Jamaah tarawih baru saja mudun. Sejumlah orang bergegas kembali ke rumah. Mungkin mereka kelaparan dan ingin segera kembali menyantap makanan yang belum sempat dimakan saat berbuka tadi. Atau mungkin, mereka kebelet ke toilet karena terlalu banyak mengkonsumsi makanan saat berbuka.
Meski banyak yang langsung pulang, beberapa orang masih terlihat ndeglek di teras musala. Kang Kojah dan dua orang kawannya, salah tiga di antaranya.
“Bulan puasa rasanya kog berlalu begitu cepat ya. Apa aku yang tidak terlalu telaten menghayatinya, atau memang Tuhan sengaja mempercepat waktu sehingga hanya orang-orang tertentu saja yang bisa merasakan kualitas bulan puasa?” Kang Kojah mengungkapkan itu sambil melepas peci hitam ke pangkuannya.
“Apa mungkin itu disebabkan banyaknya hiburan saat ini, Kang?” Tanya Romdoni menanggapi
“Maksudnya?”
Dengan penuh perhitungan, Romdoni menjelaskan jika dulu masyarakat merasa bulan puasa sangat lama karena hiburan masih minim. Setidaknya tidak se-riuh saat ini. Nah, kalau saat ini, jarang orang merenung karena banyak peralatan yang menjauhkan manusia dari ruang renung. Saat ini, kata Romdoni, banyak gadget yang menawarkan hiburan. Sehingga ruang merenung pun kian sempit.
“Aku nek merenung iku cuma pas beol tok, Kang” celetuk Burhan sambil tetap menatap layar ponselnya, “soale pas neng toilet aku gak nggowo hape,” katanya disusul tawa garing.
Burhan memang paling muda di antara mereka bertiga. Selain paling muda, dia juga masih bersekolah di tingkat SMA dan punya kebiasaan main game seperti anak-anak milenial pada umumnya.
“Lha, iku Kang maksudku. Saiki banyak orang menghabiskan waktu di depan layar ponsel daripada di depan layar permenungan” jelas Romdoni.
Sambil menunjuk ponsel Burhan, Romdhoni menjelaskan pada Kang Kojah jika gadget memang berfungsi mempermudah hidup manusia. Tapi gadget, kata dia, juga membuat manusia kian terlena pada waktu. Nah, keterlenaan itu yang membuat manusia abai pada hal-hal kecil di dekatnya. Salah satunya, kualitas waktu.
Waktu, secara kuantitas, tidak pernah hilang dan tidak pernah berkurang. Hanya kemampuan menghayatinya yang mulai aus. Berkurangnya kemampuan menghayati waktu itu lah yang membuat waktu terasa cepat berlalu. Nah, salah satu faktor yang menumpulkan penghayatan waktu, kata Romdhoni, adalah gadget.

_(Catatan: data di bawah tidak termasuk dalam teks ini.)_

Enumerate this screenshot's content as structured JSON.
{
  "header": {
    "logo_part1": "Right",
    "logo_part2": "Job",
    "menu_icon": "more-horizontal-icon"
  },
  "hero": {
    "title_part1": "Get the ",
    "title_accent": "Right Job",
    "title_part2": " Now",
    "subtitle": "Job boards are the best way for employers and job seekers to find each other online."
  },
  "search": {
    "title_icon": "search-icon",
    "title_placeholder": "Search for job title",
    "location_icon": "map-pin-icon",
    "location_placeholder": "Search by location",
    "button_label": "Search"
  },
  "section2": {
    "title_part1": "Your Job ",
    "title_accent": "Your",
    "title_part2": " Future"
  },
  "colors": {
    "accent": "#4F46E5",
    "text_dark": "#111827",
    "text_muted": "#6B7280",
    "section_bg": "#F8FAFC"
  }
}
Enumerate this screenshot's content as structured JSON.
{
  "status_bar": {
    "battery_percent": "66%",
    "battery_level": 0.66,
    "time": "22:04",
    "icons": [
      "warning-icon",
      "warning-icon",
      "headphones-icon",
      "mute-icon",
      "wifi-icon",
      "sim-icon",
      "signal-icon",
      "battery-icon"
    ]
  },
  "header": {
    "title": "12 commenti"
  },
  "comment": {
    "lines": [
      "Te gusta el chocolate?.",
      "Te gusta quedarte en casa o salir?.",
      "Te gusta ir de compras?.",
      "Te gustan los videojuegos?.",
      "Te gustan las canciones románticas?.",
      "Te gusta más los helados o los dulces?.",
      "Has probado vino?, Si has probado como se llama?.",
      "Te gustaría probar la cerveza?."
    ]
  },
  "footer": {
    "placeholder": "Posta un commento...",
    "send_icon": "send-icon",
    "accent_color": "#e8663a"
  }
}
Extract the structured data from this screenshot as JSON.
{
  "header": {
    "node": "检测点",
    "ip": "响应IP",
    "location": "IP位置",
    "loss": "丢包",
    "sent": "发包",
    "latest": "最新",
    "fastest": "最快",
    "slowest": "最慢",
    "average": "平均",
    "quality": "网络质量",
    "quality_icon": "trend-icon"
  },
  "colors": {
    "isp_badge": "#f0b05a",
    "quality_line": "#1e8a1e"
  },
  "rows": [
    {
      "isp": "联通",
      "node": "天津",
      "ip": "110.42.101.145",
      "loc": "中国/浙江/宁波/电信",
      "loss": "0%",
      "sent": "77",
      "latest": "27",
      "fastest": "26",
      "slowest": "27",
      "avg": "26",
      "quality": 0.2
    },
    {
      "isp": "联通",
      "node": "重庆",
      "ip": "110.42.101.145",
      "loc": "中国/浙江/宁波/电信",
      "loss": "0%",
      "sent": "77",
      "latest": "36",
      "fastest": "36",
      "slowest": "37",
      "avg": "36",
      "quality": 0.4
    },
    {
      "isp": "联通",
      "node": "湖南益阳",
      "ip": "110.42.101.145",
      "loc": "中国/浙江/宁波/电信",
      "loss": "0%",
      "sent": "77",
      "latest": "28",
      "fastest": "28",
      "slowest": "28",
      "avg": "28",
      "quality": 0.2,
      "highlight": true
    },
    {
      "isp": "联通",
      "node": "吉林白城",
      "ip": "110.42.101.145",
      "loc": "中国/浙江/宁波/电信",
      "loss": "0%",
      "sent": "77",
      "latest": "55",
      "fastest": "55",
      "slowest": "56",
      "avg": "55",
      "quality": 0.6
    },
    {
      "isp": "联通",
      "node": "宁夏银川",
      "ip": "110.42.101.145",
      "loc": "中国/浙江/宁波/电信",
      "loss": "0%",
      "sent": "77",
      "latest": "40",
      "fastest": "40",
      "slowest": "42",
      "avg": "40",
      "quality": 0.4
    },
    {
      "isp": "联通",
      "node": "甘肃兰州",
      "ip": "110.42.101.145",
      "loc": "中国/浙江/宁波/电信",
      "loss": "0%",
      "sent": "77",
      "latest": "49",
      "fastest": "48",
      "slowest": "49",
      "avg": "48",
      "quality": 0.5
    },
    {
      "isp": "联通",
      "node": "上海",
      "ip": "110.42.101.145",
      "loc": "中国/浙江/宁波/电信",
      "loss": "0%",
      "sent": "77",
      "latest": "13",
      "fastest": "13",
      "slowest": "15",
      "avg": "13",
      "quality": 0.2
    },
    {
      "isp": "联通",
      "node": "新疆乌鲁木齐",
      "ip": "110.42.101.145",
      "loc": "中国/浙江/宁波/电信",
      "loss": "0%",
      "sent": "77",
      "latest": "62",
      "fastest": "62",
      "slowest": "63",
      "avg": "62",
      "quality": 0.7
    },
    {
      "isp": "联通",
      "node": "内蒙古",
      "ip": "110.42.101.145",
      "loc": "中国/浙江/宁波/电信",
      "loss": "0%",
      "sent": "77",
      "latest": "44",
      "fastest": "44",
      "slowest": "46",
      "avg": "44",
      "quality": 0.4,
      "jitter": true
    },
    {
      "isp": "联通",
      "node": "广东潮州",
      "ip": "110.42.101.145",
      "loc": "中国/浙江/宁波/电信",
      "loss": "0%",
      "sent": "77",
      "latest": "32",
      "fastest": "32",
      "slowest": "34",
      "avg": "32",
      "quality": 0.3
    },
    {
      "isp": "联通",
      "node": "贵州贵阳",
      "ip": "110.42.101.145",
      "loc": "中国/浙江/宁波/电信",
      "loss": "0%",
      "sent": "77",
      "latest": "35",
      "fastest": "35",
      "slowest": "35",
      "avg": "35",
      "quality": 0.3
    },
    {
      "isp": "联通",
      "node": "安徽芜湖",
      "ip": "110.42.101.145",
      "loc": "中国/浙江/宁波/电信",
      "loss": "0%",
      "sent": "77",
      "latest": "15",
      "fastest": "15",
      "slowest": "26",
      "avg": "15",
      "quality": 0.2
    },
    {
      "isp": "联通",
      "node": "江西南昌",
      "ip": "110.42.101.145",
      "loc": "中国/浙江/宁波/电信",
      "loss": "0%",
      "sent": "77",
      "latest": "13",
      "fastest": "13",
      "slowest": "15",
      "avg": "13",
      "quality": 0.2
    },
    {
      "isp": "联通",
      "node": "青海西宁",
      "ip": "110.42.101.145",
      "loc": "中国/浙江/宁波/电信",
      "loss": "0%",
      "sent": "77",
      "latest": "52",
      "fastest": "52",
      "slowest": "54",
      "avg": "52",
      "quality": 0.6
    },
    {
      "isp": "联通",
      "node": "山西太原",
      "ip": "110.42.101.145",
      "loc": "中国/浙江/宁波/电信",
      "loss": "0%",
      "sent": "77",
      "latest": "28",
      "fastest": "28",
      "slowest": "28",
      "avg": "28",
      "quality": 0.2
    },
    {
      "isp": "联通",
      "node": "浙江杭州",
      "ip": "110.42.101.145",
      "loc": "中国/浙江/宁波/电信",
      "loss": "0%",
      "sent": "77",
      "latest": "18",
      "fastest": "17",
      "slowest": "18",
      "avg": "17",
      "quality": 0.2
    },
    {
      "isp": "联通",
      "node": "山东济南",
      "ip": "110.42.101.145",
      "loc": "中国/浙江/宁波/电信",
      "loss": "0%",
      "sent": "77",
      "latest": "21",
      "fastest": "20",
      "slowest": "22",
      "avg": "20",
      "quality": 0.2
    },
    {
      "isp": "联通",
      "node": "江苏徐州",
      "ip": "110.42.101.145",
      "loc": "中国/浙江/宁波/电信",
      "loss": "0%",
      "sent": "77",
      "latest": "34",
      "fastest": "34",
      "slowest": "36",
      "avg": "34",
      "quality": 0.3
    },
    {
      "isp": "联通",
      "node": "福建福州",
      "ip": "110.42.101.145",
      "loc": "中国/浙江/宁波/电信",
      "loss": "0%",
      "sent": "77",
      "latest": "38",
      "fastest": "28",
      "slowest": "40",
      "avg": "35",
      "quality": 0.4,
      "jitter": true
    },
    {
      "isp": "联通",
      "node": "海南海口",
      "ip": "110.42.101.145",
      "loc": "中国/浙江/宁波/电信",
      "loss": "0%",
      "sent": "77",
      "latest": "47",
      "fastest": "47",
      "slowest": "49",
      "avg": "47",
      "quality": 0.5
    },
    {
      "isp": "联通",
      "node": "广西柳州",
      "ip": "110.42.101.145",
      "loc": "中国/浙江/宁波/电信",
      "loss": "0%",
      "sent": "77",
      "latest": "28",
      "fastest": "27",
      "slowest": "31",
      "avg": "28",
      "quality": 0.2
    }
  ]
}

“Iya, ya, Rom. Mungkin iku ya sing jadi pengaruh paling penting. Soale, mbiyen pas aku seh num kae durung enek mainan-mainan ngonokui sih,” Kang Kojah menghela nafas panjang.
“Lha emange sampean saiki ya melu main game-game ngonoki bereng, Kang?”
“Ogak sih, Rom. Tapi aku seneng dolanan hape ae. Ya, cuma dolanan. Moco-moco tulisan seng semliwer ngonokae” ungkap Kang Kojah tenang, ” dan aku gak iso main game, Rom,” imbuhnya sembari terkekeh.
“Perlu tak ajari piye, Kang?” Tiba-tiba Burhan menyahut. “Nak iya, kene takdownloadne game tembak-tembakan. Ngko main karo aku, ben aku ndue bala”
“Tenan, ayo lho. Kene, piye carane?” Jawab Kang Kojah sambil kembali memakai peci hitamnya.